(243g) Probing Collapse Mechanisms of Two-Dimensional Lipid Monolayers
AIChE Annual Meeting
2013
2013 AIChE Annual Meeting
Engineering Sciences and Fundamentals
Fundamentals of Interfacial Phenomena I
Tuesday, November 5, 2013 - 10:00am to 10:15am
Lung surfactant is a lipid monoalyer and protein mixture that lines the alveolar air-liquid interface to lower surface tension. When lung surfactant is subjected to a large compression, such two-dimensional thin film collapses. To date, several collapse mechanisms are known for lipid monolayers: fracture, solubilization, and folds. We present a novel method that enables us to distinguish “folds” from other mechanisms and, furthermore, quantify folds. We simply measure fluctuations of the surface tension when the collapse occurs, and compute the mean squared fluctuation, which provides various properties of folds (e.g. a size and time that folds remain).
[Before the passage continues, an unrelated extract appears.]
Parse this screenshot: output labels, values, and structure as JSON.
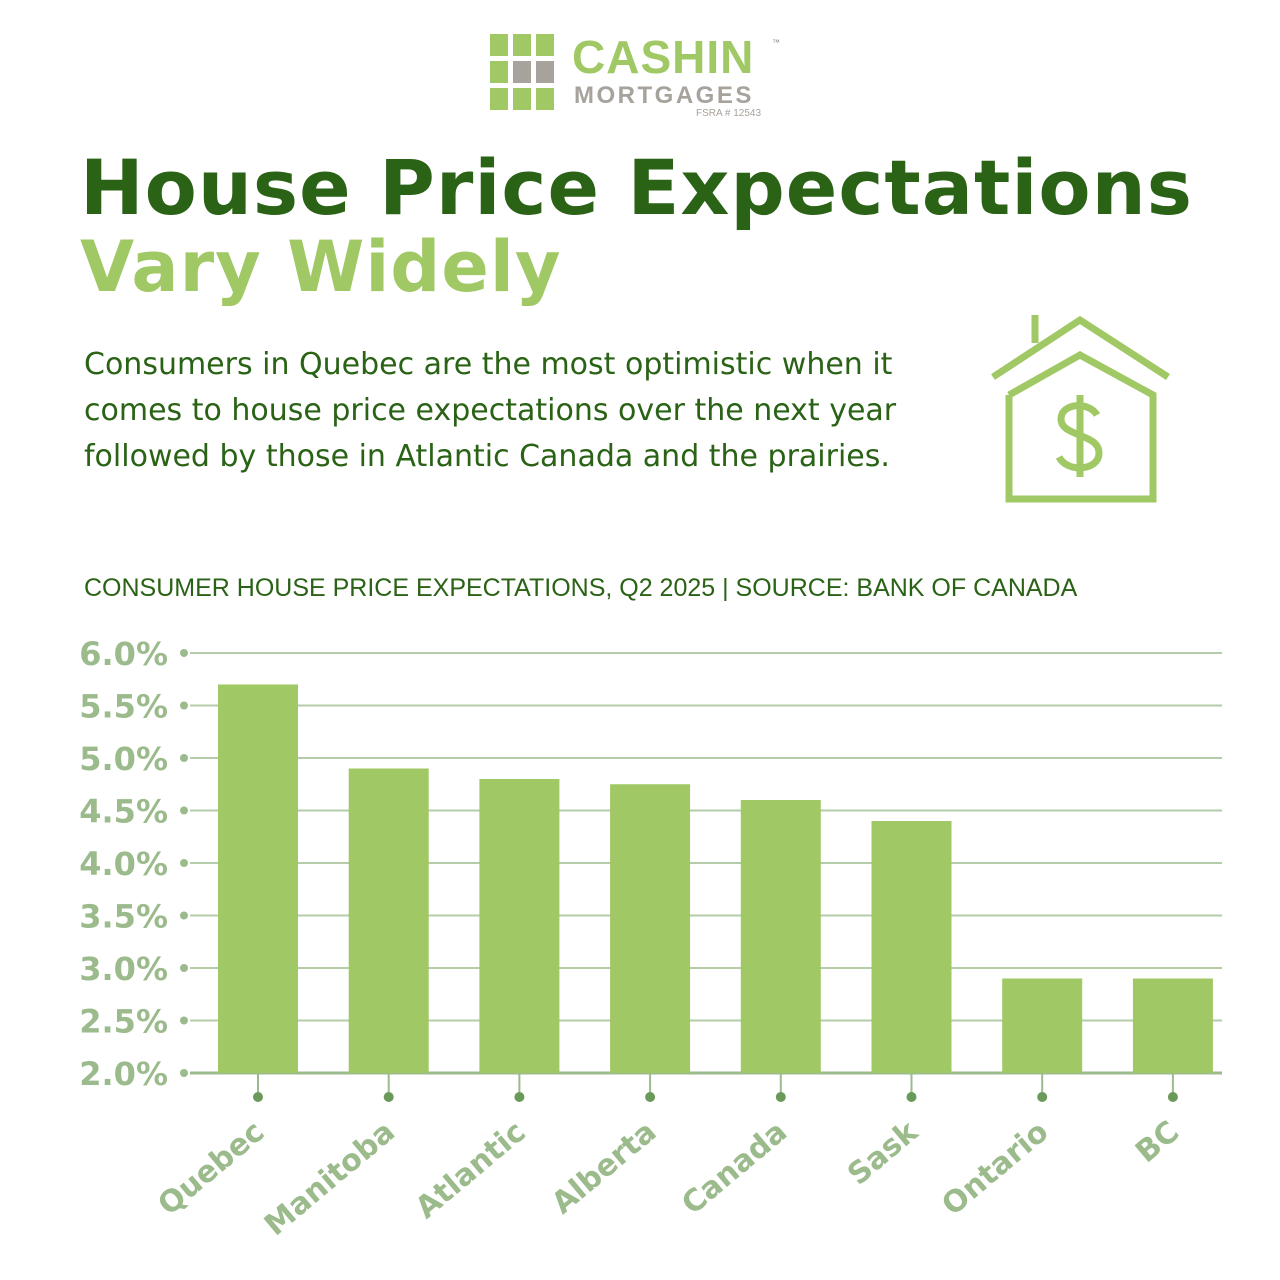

We validate this technique using mixed lipid monolayers of DPPC and POPG, a good model system of lung surfactant, which exhibits the different mechanisms of collapses by varying POPG fractions. Moreover, visualization of such monolayers with the measurements reveals that formation of folds occurs randomly, and depends strongly on compression rates and a composition of POPG.